The number of identity theft related criminal investigations increased by 66 percent between 2012 and 2013, according to the IRS website. As recently as this January, for example, a Rochester man was sentenced to 12 months in prison for conspiracy to commit tax fraud in connection with a large nationwide tax refund scheme, according to the website.

To combat the growing crime, the IRS has assigned more than 3,000 employees to work on identity theft-related issues, according to the IRS website

In the Syracuse area, tax fraud is a little less common, say some local tax preparers.

Mary Ann Winters, an accountant for Sirchia and Cuomo accounting firm in Syracuse, files tax returns for roughly 400 clients per year. Of those, only one or two end up being a victim of identity theft, she said. An increase in tax fraud cases has a lot to do with the efficiency and convenience of filing tax returns online, she said.

“There’s no denying that technology has made filing fraudulent tax returns easy to do,” Winters said, “Electronic filing is just efficient. People can have a refund deposit within 10 days in their bank account.”

Part of the problem, Winter said, is the ease with which criminals can get access to personal information such as Social Security numbers and mailing addresses. For example, she said, one of her clients, who has since died, was living in a nursing home when her identity stolen by one of the nurses caring for her.

“It’s very upsetting for the people it happens to, especially the elderly. They are the most vulnerable. They don’t tend to keep as much track of their personal information,” Winters said.

Sue Hansen, who runs Hansen’s Advisory Services in Syracuse, agrees that identity theft does not occur very often. But when it does, the process of notifying the IRS and launching an investigation can take years, she said.

“It’s not easy at all. There’s so much paperwork to go through and questions to answer,” Hansen said. “You hear of many cases where people can no longer use their own money and assets are frozen.”

Hansen keeps all financial records for each of her 300 clients online. But, she said, she doesn’t worry about the security of her computers because a professional IT company maintains them.

Despite her efforts to secure her servers, many of her clients are still wary of passing along personal information. “I see it all the time. The reluctance to be giving us a copy of their drivers license and other information,’ Hansen said.

Lee Kalin, a partner at Lee Kalin and Associates in Syracuse, said some of his clients have expressed concern about having their tax information hacked through the IRS website.

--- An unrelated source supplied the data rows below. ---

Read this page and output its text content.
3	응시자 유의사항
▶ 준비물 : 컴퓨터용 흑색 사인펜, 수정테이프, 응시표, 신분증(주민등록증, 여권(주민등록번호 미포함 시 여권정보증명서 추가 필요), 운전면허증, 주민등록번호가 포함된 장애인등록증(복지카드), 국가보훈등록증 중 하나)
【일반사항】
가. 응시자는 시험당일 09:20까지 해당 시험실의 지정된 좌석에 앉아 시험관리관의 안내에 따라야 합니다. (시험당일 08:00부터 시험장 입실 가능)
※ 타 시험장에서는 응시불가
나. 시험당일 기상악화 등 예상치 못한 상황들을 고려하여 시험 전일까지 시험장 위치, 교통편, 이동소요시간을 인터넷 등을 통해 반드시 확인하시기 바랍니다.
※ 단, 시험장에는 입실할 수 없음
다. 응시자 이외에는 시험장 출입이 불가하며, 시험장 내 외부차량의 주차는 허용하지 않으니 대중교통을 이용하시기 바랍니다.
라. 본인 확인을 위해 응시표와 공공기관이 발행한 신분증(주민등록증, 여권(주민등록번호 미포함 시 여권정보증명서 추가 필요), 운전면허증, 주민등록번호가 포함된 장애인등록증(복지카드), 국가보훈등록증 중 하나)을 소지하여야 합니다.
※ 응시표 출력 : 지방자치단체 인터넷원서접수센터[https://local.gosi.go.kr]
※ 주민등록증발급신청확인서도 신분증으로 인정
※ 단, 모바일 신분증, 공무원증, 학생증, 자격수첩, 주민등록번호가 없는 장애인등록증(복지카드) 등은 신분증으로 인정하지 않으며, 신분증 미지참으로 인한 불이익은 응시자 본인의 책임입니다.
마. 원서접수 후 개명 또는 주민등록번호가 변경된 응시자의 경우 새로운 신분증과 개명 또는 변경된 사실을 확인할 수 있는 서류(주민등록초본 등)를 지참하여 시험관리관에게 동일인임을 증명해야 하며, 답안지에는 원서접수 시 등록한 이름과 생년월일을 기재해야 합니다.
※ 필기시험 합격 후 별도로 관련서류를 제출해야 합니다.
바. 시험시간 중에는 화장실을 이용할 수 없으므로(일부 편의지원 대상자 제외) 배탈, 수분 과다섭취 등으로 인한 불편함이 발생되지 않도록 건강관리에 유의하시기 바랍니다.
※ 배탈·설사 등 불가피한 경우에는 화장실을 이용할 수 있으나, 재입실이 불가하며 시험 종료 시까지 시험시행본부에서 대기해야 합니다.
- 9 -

But, he said, that’s rare because of the IRS’ comprehensive online security systems.

Identity theft, he said, is much more likely when “people are careless.” For example, he cited cases where people have had their identity stolen by simply not thoroughly shredding their financial documents.

To help prevent identity theft, the IRS’ recommendations include:

  •  Don’t carry your Social Security card or any documents with your Social Security number on it.
  • Don’t give a business your Social Security number except when it’s required.
  • Check your credit report every 12 months for signs of purchases or debts that are not yours.

If you are a victim of identity theft, the IRS suggests requesting an Identity Protection Pin – a 6-digit number assigned annually to victims of identity theft that helps identify the rightful filer of a return.
(Anna Giles is a junior with dual majors in broadcast journalism and international relations.)